Discussion in 'Piperazines' started by Alfa, Nov 12, 2005.
Please post information about TFMPP here. TFMPPhas been banned in Japan.
Serotonin receptors and animal models of aggressive behavior.
Olivier B, Mos J, van Oorschot R, Hen R.
CNS-Pharmacology, Solvay Duphar B.V., Weesp, The Netherlands.
Various models of rodent agonistic behavior are described, which differentiate between offensive and defensive/flight models. Particular attention is given to one male and one female paradigm for offensive aggression, i.e. resident/intruder or territorial aggression (RI) and maternal aggression (MA). After an overview of the serotonin (5-HT) system in the CNS, a description is given of the ligands available. Subsequently, the effects of various drugs affecting serotonergic transmission in the RI- and MA-paradigms are described. The 5-HT1A receptor agonists busipirone, ipsapirone, and 8-OH-DPAT decreased aggression in RI and MA, but simultaneously led to a marked decrease in social interest and activity, indicative of a nonspecific antiaggressive profile. Nonselective 5-HT1 receptor agonists, such as RU24969, eltoprazine, and TFMPP reduced aggression quite specifically, did not decrease social interest or exploration, and sometimes even increased these behaviors. In RI and MA, the behavioral effects of these drugs were roughly similar. In contrast, MA was more sensitive to treatment with the 5-HT reuptake blocker fluvoxamine, which blocked RI aggression nonspecifically at the highest dose only. DOI, a 5-HT2A/2C# receptor agonist, decreased aggressive behavior and increased inactivity, without affecting social interest and exploration in RI as well as MA. This was, however, accompanied by "wet dog shaking" characteristic of 5-HT2 receptor stimulation. The nonspecific 5-HT receptor agonist (and 5-HT2 receptor antagonist) quipazine also induced "wet dog shaking" at doses which suppressed aggression, social interest, and exploration but increased inactive behaviors (sitting and lying). The discussion delineates a specific role for 5-HT1B receptor-subtype involvement in the modulation of aggression, with the restrictions we clearly face with regard to the lack of specific serotonergic agonists and antagonists for certain receptor subtypes. By and large, male and female rats react similarly to treatment with serotonergic drugs, and this fact underlines the consistent role of 5-HT in different forms of aggression. Edited by: Alfa
From several generations past, my lab rats found this substance very
toxic. Non-specific MDA like high without a whole lot of euphoria and
threshold visuals. Some nausea at come up, and electric sensations which
slowly increased in intensity, ultimately to evolve into stabbing pains in
SWIM's labrat's heads. Poor rats though they were gonna die, but survived
with a hangover and probably some brain damage. Dose as swim recalls
was 100mg with 100 mg BZP. BZP was never a problem on its own (if fact,
the rats liked it..), but this stuff is nasty !
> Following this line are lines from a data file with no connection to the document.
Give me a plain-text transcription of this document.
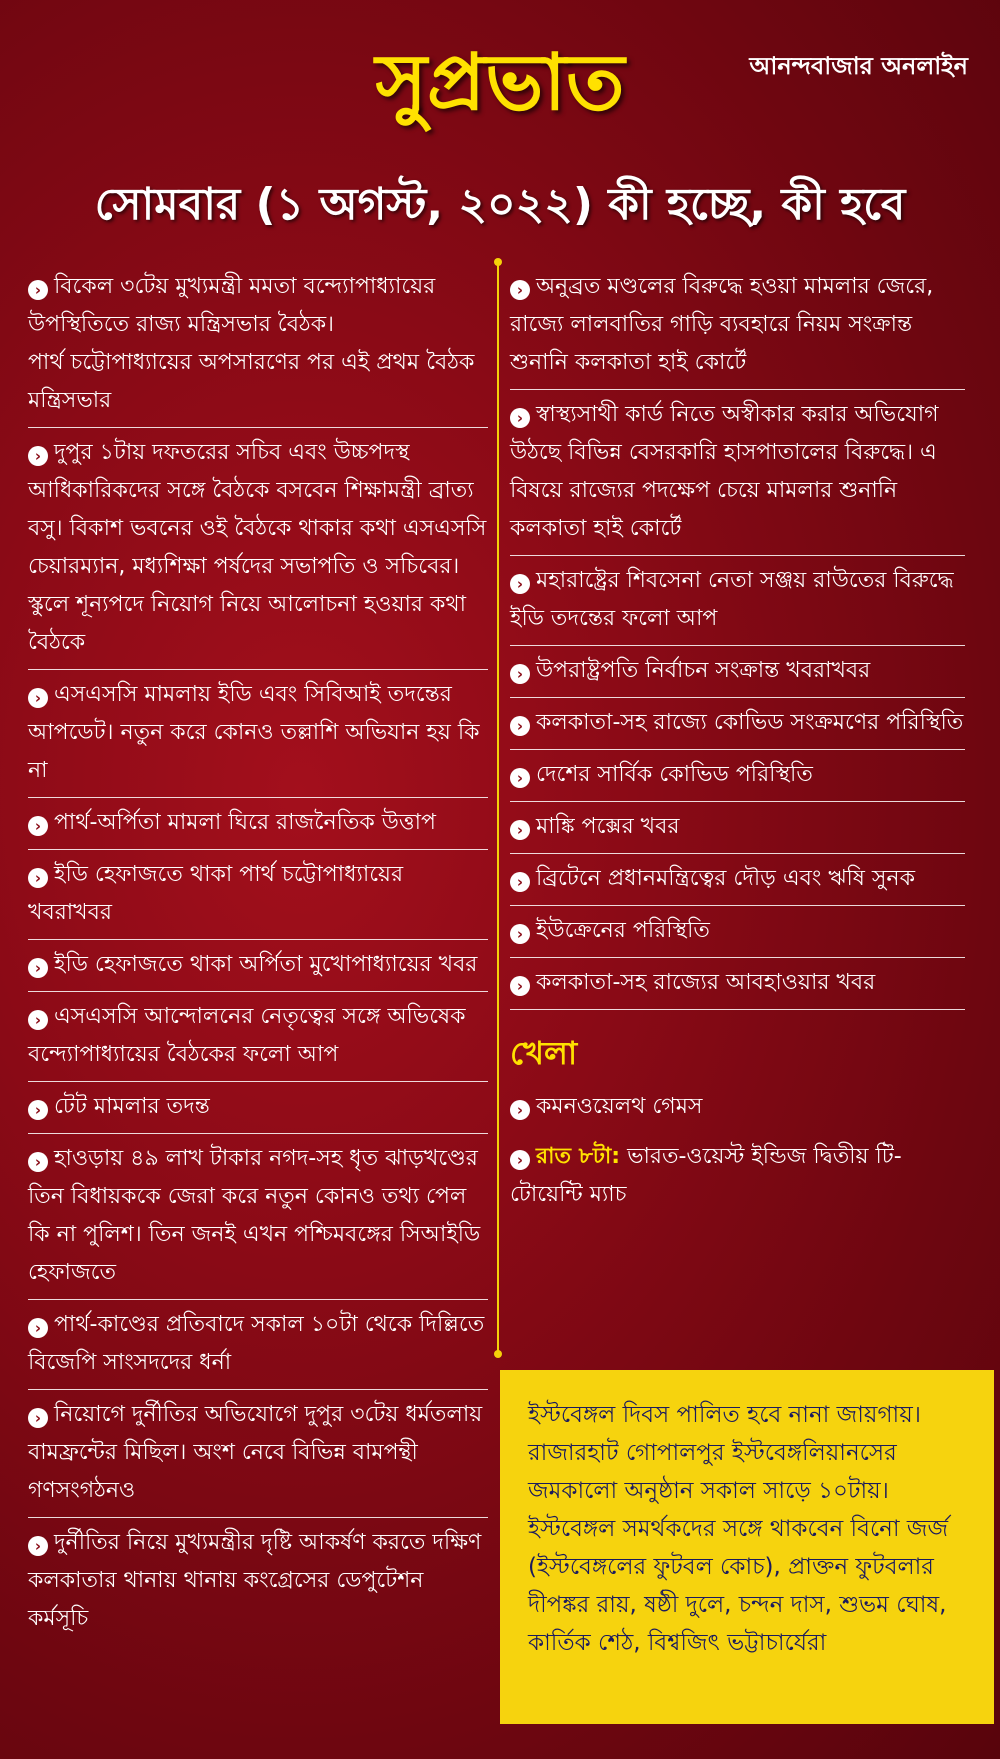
সুপ্রভাত	আনন্দবাজার অনলাইন
সোমবার (১ অগস্ট, ২০২২) কী হচ্ছে, কী হবে
› বিকেল ৩টেয় মুখ্যমন্ত্রী মমতা বন্দ্যোপাধ্যায়ের উপস্থিতিতে রাজ্য মন্ত্রিসভার বৈঠক।
পার্থ চট্টোপাধ্যায়ের অপসারণের পর এই প্রথম বৈঠক মন্ত্রিসভার
› দুপুর ১টায় দফতরের সচিব এবং উচ্চপদস্থ আধিকারিকদের সঙ্গে বৈঠকে বসবেন শিক্ষামন্ত্রী ব্রাত্য বসু। বিকাশ ভবনের ওই বৈঠকে থাকার কথা এসএসসি চেয়ারম্যান, মধ্যশিক্ষা পর্ষদের সভাপতি ও সচিবের। স্কুলে শূন্যপদে নিয়োগ নিয়ে আলোচনা হওয়ার কথা বৈঠকে
› এসএসসি মামলায় ইডি এবং সিবিআই তদন্তের আপডেট। নতুন করে কোনও তল্লাশি অভিযান হয় কি না
› পার্থ-অর্পিতা মামলা ঘিরে রাজনৈতিক উত্তাপ
› ইডি হেফাজতে থাকা পার্থ চট্টোপাধ্যায়ের খবরাখবর
› ইডি হেফাজতে থাকা অর্পিতা মুখোপাধ্যায়ের খবর
› এসএসসি আন্দোলনের নেতৃত্বের সঙ্গে অভিষেক বন্দ্যোপাধ্যায়ের বৈঠকের ফলো আপ
› টেট মামলার তদন্ত
› হাওড়ায় ৪৯ লাখ টাকার নগদ-সহ ধৃত ঝাড়খণ্ডের তিন বিধায়ককে জেরা করে নতুন কোনও তথ্য পেল কি না পুলিশ। তিন জনই এখন পশ্চিমবঙ্গের সিআইডি হেফাজতে
› পার্থ-কাণ্ডের প্রতিবাদে সকাল ১০টা থেকে দিল্লিতে বিজেপি সাংসদদের ধর্না
› নিয়োগে দুর্নীতির অভিযোগে দুপুর ৩টেয় ধর্মতলায় বামফ্রন্টের মিছিল। অংশ নেবে বিভিন্ন বামপন্থী গণসংগঠনও
› দুর্নীতির নিয়ে মুখ্যমন্ত্রীর দৃষ্টি আকর্ষণ করতে দক্ষিণ কলকাতার থানায় থানায় কংগ্রেসের ডেপুটেশন কর্মসূচি
› অনুব্রত মণ্ডলের বিরুদ্ধে হওয়া মামলার জেরে, রাজ্যে লালবাতির গাড়ি ব্যবহারে নিয়ম সংক্রান্ত শুনানি কলকাতা হাই কোর্টে
› স্বাস্থ্যসাথী কার্ড নিতে অস্বীকার করার অভিযোগ উঠছে বিভিন্ন বেসরকারি হাসপাতালের বিরুদ্ধে। এ বিষয়ে রাজ্যের পদক্ষেপ চেয়ে মামলার শুনানি কলকাতা হাই কোর্টে
› মহারাষ্ট্রের শিবসেনা নেতা সঞ্জয় রাউতের বিরুদ্ধে ইডি তদন্তের ফলো আপ
› উপরাষ্ট্রপতি নির্বাচন সংক্রান্ত খবরাখবর
› কলকাতা-সহ রাজ্যে কোভিড সংক্রমণের পরিস্থিতি
› দেশের সার্বিক কোভিড পরিস্থিতি
› মাঙ্কি পক্সের খবর
› ব্রিটেনে প্রধানমন্ত্রিত্বের দৌড় এবং ঋষি সুনক
› ইউক্রেনের পরিস্থিতি
› কলকাতা-সহ রাজ্যের আবহাওয়ার খবর
খেলা
› কমনওয়েলথ গেমস
› রাত ৮টা: ভারত-ওয়েস্ট ইন্ডিজ দ্বিতীয় টি-টোয়েন্টি ম্যাচ
ইস্টবেঙ্গল দিবস পালিত হবে নানা জায়গায়। রাজারহাট গোপালপুর ইস্টবেঙ্গলিয়ানসের জমকালো অনুষ্ঠান সকাল সাড়ে ১০টায়। ইস্টবেঙ্গল সমর্থকদের সঙ্গে থাকবেন বিনো জর্জ (ইস্টবেঙ্গলের ফুটবল কোচ), প্রাক্তন ফুটবলার দীপঙ্কর রায়, ষষ্ঠী দুলে, চন্দন দাস, শুভম ঘোষ, কার্তিক শেঠ, বিশ্বজিৎ ভট্টাচার্যেরা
Note many at the time really liked it, but my rats were not the only
ones to complain. No loss for the Japanese IMHO.
i was wondering about the bzp/TFMPP combo too. there seems to be some really good reports of mdma like buzz going on but a # of reports are negative & mention an overall toxic feeling. i'm wondering if maybe the dosing is too high and if smaller doses would be free of side efx
That's a different topic.
When combined with BZP has mild hallucinogenic effect simular to ecstasy (MDMA), but does not have the emotional (empathic) effects of ecstasy.
TFMPP affects the dopamine and noradraline system, like BZP, but more significantly the serotonin system.
hallucinogenic effects that have been reported to induce tactile sensations, visual and audio hallucinations (more signaificantly when combined with BZP)
stimulant effects that may include increased heart rate, blood pressure and body temperature (note generally not significant unless in doses around 100 mg+)
increased alertness (not nearly as significant as BZP)
Sore thoat or nasal passages when snorted
stomache pains and naussea (usually associated with BZP combination)
significant hangover effects that may last for several days
not for people with heart of liver disease
not for people with mental health problems
do not combine with MAOI
first time users should start with half the recommended dose
drink enough to avoid dehydration
does not mix well with alcohol
do not use products without full ingredient list
SWIM think tfmpp is quite awful and not really worth it, rapture is a common brand. not too fond of bzp/tfmpp combos either but bzp on its own can be decent if nothing else is available.